Note: Hash functions that produce a uniform distribution of gap lengths are generally considered more effective in minimizing collisions and achieving optimal performance.

Results

The results revealed that in certain scenarios, using learned models resulted in a 1.4x reduction in probe latency. This means that the time taken to search for a key in the hash table has decreased.

Also, it achieved a 28% decrease in the runtime of non-partitioned hash joins, compared to the next best baseline, for select datasets.

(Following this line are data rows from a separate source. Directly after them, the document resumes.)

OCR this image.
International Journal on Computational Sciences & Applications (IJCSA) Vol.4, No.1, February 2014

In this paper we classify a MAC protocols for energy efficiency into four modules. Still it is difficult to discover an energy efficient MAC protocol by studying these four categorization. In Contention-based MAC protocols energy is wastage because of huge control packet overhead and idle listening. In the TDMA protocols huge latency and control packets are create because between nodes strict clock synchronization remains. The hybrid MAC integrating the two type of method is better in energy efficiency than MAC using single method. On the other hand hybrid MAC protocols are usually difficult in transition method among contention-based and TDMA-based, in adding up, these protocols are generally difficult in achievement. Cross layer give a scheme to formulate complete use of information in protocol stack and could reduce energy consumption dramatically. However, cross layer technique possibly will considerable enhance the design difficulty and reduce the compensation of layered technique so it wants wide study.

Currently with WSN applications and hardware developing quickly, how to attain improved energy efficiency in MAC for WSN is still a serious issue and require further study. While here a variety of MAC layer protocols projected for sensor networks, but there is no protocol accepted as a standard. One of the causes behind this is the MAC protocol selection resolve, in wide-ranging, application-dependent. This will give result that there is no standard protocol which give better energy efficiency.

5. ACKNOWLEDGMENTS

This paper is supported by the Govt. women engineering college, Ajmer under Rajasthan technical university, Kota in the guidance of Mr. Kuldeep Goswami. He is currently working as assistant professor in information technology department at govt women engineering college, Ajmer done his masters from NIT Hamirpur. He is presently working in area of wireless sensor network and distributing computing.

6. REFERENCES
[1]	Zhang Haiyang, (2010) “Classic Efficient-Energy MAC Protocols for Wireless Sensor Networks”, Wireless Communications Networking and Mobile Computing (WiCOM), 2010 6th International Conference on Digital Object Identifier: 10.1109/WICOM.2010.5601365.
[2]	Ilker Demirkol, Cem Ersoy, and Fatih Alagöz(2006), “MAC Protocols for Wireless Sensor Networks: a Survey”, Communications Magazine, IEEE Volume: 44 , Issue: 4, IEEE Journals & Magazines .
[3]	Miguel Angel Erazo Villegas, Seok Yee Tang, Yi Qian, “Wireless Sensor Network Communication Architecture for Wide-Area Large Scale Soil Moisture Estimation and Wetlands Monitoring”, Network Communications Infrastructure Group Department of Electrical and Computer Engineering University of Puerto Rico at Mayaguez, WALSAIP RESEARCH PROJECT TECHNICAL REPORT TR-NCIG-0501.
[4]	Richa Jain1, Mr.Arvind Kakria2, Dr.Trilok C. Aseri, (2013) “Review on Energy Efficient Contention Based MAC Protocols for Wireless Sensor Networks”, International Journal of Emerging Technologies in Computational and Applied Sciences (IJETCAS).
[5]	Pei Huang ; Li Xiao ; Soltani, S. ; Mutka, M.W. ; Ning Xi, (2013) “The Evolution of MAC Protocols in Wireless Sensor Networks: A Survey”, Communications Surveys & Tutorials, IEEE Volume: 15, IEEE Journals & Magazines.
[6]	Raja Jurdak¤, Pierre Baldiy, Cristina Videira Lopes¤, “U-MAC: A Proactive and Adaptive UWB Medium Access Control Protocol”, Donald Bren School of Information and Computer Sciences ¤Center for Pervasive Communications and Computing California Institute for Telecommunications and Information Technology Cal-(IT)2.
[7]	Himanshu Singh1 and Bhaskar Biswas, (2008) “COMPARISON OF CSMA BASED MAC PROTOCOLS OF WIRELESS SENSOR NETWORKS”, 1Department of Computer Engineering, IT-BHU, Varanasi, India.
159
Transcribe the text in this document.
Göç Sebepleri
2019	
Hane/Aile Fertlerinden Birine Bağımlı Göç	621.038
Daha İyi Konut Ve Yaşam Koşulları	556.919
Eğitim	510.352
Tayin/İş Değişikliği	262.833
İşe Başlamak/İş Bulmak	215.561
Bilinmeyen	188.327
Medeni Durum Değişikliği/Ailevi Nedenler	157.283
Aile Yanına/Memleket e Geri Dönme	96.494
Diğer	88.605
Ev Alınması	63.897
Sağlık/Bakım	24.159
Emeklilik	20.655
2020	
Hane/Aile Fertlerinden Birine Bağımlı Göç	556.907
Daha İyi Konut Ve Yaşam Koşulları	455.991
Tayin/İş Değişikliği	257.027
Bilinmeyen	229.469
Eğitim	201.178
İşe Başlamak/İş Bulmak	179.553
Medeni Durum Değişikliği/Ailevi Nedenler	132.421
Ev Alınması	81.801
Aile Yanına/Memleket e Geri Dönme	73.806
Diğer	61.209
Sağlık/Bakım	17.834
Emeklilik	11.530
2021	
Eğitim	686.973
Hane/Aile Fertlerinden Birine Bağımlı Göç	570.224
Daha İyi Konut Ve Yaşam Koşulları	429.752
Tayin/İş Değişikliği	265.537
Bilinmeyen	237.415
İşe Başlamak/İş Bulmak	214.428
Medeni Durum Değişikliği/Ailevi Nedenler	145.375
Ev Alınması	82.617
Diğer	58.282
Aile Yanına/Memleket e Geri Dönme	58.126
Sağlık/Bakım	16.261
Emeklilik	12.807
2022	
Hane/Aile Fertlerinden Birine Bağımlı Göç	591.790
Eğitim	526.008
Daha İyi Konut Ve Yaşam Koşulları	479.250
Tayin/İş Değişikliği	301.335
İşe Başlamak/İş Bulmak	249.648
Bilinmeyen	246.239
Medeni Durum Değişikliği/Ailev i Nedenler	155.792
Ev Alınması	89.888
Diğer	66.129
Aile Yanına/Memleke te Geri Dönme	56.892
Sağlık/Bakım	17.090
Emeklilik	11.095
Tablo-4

This suggests that the use of learned models as hash functions can reduce the time taken to execute a type of join operation between two tables in a database, where the tables are not partitioned before the join.

The team’s experiments also demonstrated that these learned models were frequently more computationally efficient than perfect hash functions.

Conclusion

The findings suggest that while learned models can successfully decrease the collisions in certain scenarios, the outcomes are dependent on the way data is distributed.

They also may be able to capture more complex relationships between data points than the simple hash functions.

Expanding on their analysis, the researchers aim to utilize learned models to design hash functions for different types of data and investigate the use of learned hashing in databases that allow for dynamic changes such as data insertion or deletion.

Whether learned models can replace hash functions entirely is subject to debate and would depend on various factors such as the specific use case, the size and type of data, and the resources available for implementation.